Robert George Mayer mayer at acm.org
Wed May 8 20:21:50 EDT 2002


Peter Hansen wrote:
> 
> Mark McEahern wrote:
> >
> > [Peter Hansen]
> > > More out of curiosity than an intention of starting a flame war, but
> > > would someone post a snippet of twenty or so lines of Perl which they
> > > believe is "readable"?
> >
> > Does anyone know of research into what the criteria for readability might
> > be?
> 
> That's a good slant on it!  I have no idea ... Google?
> 
> When I was looking at that "readable" Perl code which George
> pointed us to (some comments probably forthcoming from me in
> a reply to his post, but in any event thanks George! :)  I
> started to ponder that question.
> 
> "What makes code readable?"
> 
> (Actually it was "why do I still not find this highly readable?")
> 
> One thing that occurred to me was that the Perl code had a
> very high number of "transitions" between punctuation and text.

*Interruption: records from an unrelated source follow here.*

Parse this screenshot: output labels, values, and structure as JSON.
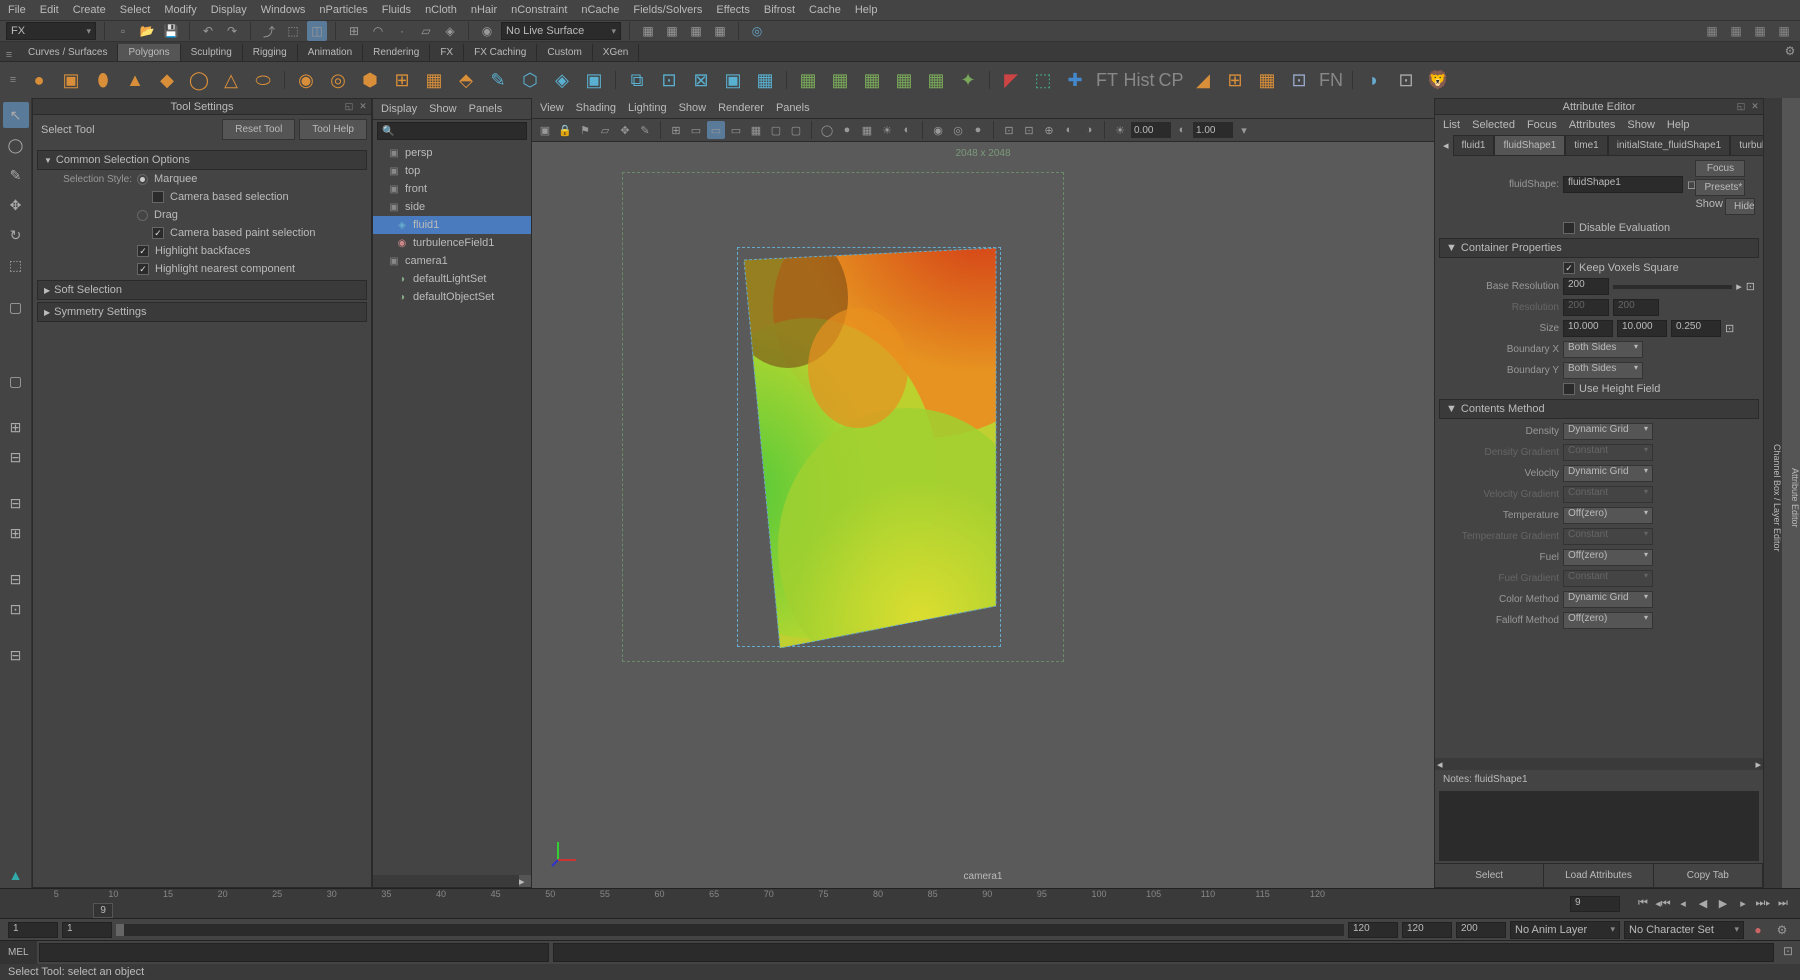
{
  "menubar": [
    "File",
    "Edit",
    "Create",
    "Select",
    "Modify",
    "Display",
    "Windows",
    "nParticles",
    "Fluids",
    "nCloth",
    "nHair",
    "nConstraint",
    "nCache",
    "Fields/Solvers",
    "Effects",
    "Bifrost",
    "Cache",
    "Help"
  ],
  "workspace_dropdown": "FX",
  "live_surface": "No Live Surface",
  "shelf_tabs": [
    "Curves / Surfaces",
    "Polygons",
    "Sculpting",
    "Rigging",
    "Animation",
    "Rendering",
    "FX",
    "FX Caching",
    "Custom",
    "XGen"
  ],
  "shelf_active": "Polygons",
  "tool_settings": {
    "title": "Tool Settings",
    "tool_name": "Select Tool",
    "reset_btn": "Reset Tool",
    "help_btn": "Tool Help",
    "sections": {
      "common": "Common Selection Options",
      "soft": "Soft Selection",
      "symmetry": "Symmetry Settings"
    },
    "sel_style_label": "Selection Style:",
    "marquee": "Marquee",
    "camera_sel": "Camera based selection",
    "drag": "Drag",
    "camera_paint": "Camera based paint selection",
    "highlight_back": "Highlight backfaces",
    "highlight_near": "Highlight nearest component"
  },
  "outliner": {
    "menus": [
      "Display",
      "Show",
      "Panels"
    ],
    "items": [
      {
        "icon": "▣",
        "label": "persp",
        "type": "cam"
      },
      {
        "icon": "▣",
        "label": "top",
        "type": "cam"
      },
      {
        "icon": "▣",
        "label": "front",
        "type": "cam"
      },
      {
        "icon": "▣",
        "label": "side",
        "type": "cam"
      },
      {
        "icon": "◈",
        "label": "fluid1",
        "type": "fluid",
        "sel": true
      },
      {
        "icon": "◉",
        "label": "turbulenceField1",
        "type": "field"
      },
      {
        "icon": "▣",
        "label": "camera1",
        "type": "cam"
      },
      {
        "icon": "◑",
        "label": "defaultLightSet",
        "type": "set"
      },
      {
        "icon": "◑",
        "label": "defaultObjectSet",
        "type": "set"
      }
    ]
  },
  "viewport": {
    "menus": [
      "View",
      "Shading",
      "Lighting",
      "Show",
      "Renderer",
      "Panels"
    ],
    "resolution": "2048 x 2048",
    "camera": "camera1",
    "num1": "0.00",
    "num2": "1.00"
  },
  "attr_editor": {
    "title": "Attribute Editor",
    "menus": [
      "List",
      "Selected",
      "Focus",
      "Attributes",
      "Show",
      "Help"
    ],
    "tabs": [
      "fluid1",
      "fluidShape1",
      "time1",
      "initialState_fluidShape1",
      "turbul"
    ],
    "active_tab": "fluidShape1",
    "shape_label": "fluidShape:",
    "shape_value": "fluidShape1",
    "focus_btn": "Focus",
    "presets_btn": "Presets*",
    "show_label": "Show",
    "hide_btn": "Hide",
    "disable_eval": "Disable Evaluation",
    "container_section": "Container Properties",
    "keep_voxels": "Keep Voxels Square",
    "base_res_label": "Base Resolution",
    "base_res_val": "200",
    "resolution_label": "Resolution",
    "res_x": "200",
    "res_y": "200",
    "size_label": "Size",
    "size_x": "10.000",
    "size_y": "10.000",
    "size_z": "0.250",
    "boundary_x_label": "Boundary X",
    "boundary_x": "Both Sides",
    "boundary_y_label": "Boundary Y",
    "boundary_y": "Both Sides",
    "use_height": "Use Height Field",
    "contents_section": "Contents Method",
    "density_label": "Density",
    "density_val": "Dynamic Grid",
    "density_grad_label": "Density Gradient",
    "density_grad": "Constant",
    "velocity_label": "Velocity",
    "velocity_val": "Dynamic Grid",
    "velocity_grad_label": "Velocity Gradient",
    "velocity_grad": "Constant",
    "temp_label": "Temperature",
    "temp_val": "Off(zero)",
    "temp_grad_label": "Temperature Gradient",
    "temp_grad": "Constant",
    "fuel_label": "Fuel",
    "fuel_val": "Off(zero)",
    "fuel_grad_label": "Fuel Gradient",
    "fuel_grad": "Constant",
    "color_method_label": "Color Method",
    "color_method": "Dynamic Grid",
    "falloff_label": "Falloff Method",
    "falloff_val": "Off(zero)",
    "notes_label": "Notes: fluidShape1",
    "footer_btns": [
      "Select",
      "Load Attributes",
      "Copy Tab"
    ]
  },
  "timeline": {
    "ticks": [
      5,
      10,
      15,
      20,
      25,
      30,
      35,
      40,
      45,
      50,
      55,
      60,
      65,
      70,
      75,
      80,
      85,
      90,
      95,
      100,
      105,
      110,
      115,
      120
    ],
    "current": 9,
    "current_box": "9"
  },
  "range": {
    "start": "1",
    "range_start": "1",
    "range_end": "120",
    "end": "120",
    "fps": "200",
    "anim_layer": "No Anim Layer",
    "char_set": "No Character Set"
  },
  "cmd_label": "MEL",
  "status_text": "Select Tool: select an object"
}
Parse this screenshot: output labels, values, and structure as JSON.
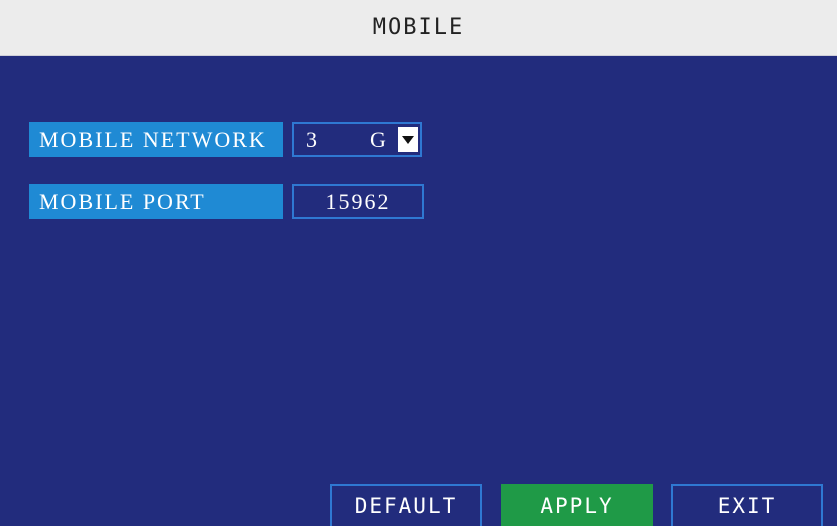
{
  "window": {
    "title": "MOBILE"
  },
  "form": {
    "network": {
      "label": "MOBILE NETWORK",
      "value_part1": "3",
      "value_part2": "G"
    },
    "port": {
      "label": "MOBILE PORT",
      "value": "15962"
    }
  },
  "buttons": {
    "default_label": "DEFAULT",
    "apply_label": "APPLY",
    "exit_label": "EXIT"
  },
  "colors": {
    "background": "#222c7d",
    "titlebar": "#ececec",
    "label_bg": "#1f8ad4",
    "apply_bg": "#1f9a47",
    "border": "#2f78d2"
  },
  "icons": {
    "dropdown": "chevron-down-icon"
  }
}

> Effectively every line, and sometimes literally a dozen times
> within a line, text and symbols are mixed.  Not just the odd
> parenthesis or period, but great streams of that infamous Perl
> "line noise".
> 
> I think a high "symbol-set-transition rate" (please offer a better
> term) leads to low readability.
> 
> Punctuation itself also inherently lowers readability, I believe,
> which is a reason I find assembly easier to read than Perl, though
> clearly less productive.
> 
> -Peter

I have always found shell and Perl to be difficult to read.  I call
the problem Cartoon-Obscenity Syntax (TM), which involves any
extensive use of keyboard-shift-upper-row (non-numeric) characters.
That is what makes those languages so &!*%# hard to read.